His master plan involves meeting with all those celebrities and getting them to bang around the world singing the praises of the WHM. Toward that end, he’s going to sign them up to climb Mount Kilimanjaro with him, wearing shorts and scaling the summit in a day or less — the whole project overseen by a team of researchers and filmed by a crew from Netflix. “We’re gonna show the world what the human body is capable of,” he says. “And the celebrities are gonna use their influence to help bring this out to the world.”
A couple of days later, Hof leads a WHM seminar in a discreet little gym in Santa Monica. Inside, a bunch of wide-eyed buff dudes gather around Hof as he runs through his spiel. “Four years ago,” he says, “we showed how the autonomous nervous system is no longer autonomous!

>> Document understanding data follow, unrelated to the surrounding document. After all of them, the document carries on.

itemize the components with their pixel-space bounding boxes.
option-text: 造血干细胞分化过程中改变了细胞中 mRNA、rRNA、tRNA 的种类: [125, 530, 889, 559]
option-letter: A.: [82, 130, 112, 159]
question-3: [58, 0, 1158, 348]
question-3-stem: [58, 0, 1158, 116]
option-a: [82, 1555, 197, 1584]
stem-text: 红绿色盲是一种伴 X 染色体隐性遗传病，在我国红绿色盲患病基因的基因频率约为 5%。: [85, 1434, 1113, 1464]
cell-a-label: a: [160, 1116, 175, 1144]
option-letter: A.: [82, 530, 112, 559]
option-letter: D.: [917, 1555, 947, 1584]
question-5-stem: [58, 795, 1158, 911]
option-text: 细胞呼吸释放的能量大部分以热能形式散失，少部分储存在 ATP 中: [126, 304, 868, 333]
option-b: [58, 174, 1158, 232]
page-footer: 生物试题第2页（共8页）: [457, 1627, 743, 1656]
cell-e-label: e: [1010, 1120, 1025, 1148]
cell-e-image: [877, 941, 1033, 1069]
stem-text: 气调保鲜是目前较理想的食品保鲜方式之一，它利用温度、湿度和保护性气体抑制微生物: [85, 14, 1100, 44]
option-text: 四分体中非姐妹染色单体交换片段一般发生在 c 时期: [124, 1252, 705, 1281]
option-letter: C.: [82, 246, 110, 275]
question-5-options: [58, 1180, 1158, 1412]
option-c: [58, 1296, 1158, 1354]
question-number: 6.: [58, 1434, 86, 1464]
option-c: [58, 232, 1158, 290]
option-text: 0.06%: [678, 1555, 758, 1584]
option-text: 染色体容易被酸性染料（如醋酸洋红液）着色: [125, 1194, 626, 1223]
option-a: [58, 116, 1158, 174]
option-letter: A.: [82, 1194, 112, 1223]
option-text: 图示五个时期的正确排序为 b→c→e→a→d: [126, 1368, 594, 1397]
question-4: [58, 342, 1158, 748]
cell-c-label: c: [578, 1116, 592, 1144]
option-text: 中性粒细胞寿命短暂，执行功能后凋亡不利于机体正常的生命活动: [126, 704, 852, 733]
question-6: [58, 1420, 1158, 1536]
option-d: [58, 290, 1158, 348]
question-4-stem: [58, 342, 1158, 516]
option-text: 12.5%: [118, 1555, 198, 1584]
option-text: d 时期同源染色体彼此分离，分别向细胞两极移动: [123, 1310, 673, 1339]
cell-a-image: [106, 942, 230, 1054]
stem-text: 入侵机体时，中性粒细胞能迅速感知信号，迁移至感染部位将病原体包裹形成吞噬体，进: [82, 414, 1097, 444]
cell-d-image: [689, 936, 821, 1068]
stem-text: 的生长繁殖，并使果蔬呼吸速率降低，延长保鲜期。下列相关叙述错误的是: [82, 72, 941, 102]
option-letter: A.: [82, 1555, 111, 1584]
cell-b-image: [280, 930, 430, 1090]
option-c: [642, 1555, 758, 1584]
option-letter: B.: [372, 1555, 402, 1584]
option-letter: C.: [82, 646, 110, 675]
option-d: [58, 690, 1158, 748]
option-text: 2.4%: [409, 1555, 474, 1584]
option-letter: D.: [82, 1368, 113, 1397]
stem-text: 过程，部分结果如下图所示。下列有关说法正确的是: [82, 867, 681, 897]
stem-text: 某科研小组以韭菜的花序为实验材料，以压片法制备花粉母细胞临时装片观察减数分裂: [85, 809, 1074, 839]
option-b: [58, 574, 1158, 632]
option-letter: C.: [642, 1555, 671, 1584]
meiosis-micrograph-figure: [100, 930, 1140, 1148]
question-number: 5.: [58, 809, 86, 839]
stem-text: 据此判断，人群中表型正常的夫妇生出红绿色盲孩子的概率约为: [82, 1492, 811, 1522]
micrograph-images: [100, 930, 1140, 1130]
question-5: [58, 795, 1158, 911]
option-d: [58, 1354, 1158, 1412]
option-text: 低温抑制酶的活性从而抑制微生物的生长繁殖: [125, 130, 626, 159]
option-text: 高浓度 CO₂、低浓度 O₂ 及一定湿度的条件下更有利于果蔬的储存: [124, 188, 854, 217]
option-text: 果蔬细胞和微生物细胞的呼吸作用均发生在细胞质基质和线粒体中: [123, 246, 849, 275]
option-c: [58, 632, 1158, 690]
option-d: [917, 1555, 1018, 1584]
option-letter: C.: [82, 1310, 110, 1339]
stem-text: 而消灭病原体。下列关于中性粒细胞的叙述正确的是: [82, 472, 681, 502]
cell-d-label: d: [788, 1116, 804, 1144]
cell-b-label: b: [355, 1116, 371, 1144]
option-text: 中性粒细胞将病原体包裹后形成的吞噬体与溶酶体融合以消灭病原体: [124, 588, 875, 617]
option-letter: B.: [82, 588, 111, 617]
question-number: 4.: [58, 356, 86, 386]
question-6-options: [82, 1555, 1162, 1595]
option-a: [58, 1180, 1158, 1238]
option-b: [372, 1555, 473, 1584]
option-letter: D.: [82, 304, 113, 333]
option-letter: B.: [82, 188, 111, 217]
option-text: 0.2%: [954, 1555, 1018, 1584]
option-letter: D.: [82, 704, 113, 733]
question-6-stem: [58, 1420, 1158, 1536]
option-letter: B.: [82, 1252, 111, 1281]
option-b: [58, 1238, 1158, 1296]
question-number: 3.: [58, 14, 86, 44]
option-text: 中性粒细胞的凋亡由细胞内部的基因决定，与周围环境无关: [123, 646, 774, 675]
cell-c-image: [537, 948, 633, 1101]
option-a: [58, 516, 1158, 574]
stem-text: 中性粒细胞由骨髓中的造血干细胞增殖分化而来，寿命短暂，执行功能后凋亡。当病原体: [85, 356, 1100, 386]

And there have been all kinds of miraculous healings! So forget when you get sick! Just breathe and get the motherfucking bacteria out!”
Just then, the first celebrity shows up. It’s Carrey, looking trim and gung-ho. Hof takes one glance at him and shouts, “I love you, man! I bow to you, man! We will heal the world! We will change the paradigm!”
Carrey takes a short step back, still smiling. “Well,” he says, “it’s great meeting you too, man.”
Hof nods and turns around. Maybe he’s looking for Ford or Cruise, but it soon becomes clear that Carrey is going to be it. No matter. Hof leads everybody through the WHM breathing paces and some ice bathing. It all goes well, but afterward Hof looks agitated. What he needs to do is get Carrey signed on to his world-upending effort.
“We are pioneers!” he begins. “We are gladiators! This is the absolute way, scientifically endorsed to go in the depth of the DNA, the brainstem and even deeper! No doubt! No speculation! We climb Kilimanjaro! A Netflix documentary! You back me up, I back you up. Like family.” He glances at Carrey, full of hope, certainty and belief. “Help me, man,” he says beseechingly. “Help me help the world.”
Carrey is nodding. He’s still smiling, but it’s beginning to look a little plastered on. “I want to,” he says. “But I want to find out what this documentary is all about.”
Hof blinks a few times. “Yes. Yes, sir.”
“You know,” Carrey adds, “I have to understand what it is.”
Hof blinks again. What’s left to understand? Hasn’t he just laid it all out, everything: the WHM, the ice baths, the possibilities for the future? What else do you need to know? Hof can see the future slipping away from him.
Carrey, in a voice that barely breaks the surface, says, “If I did get involved in this thing, could I be referred to as No One? In the whole production? And be billed that way, like I want No One to do this?”
Hof can see the future slipping further away from him. A moment ago, it was just within reach. Now, it’s fading.
“Yes,” he says. “As you wish. Of course.”
But does Wim Hof look crestfallen? He does not. He’s the Iceman, and sooner or later, with Jim Carrey or No One, he will change the world.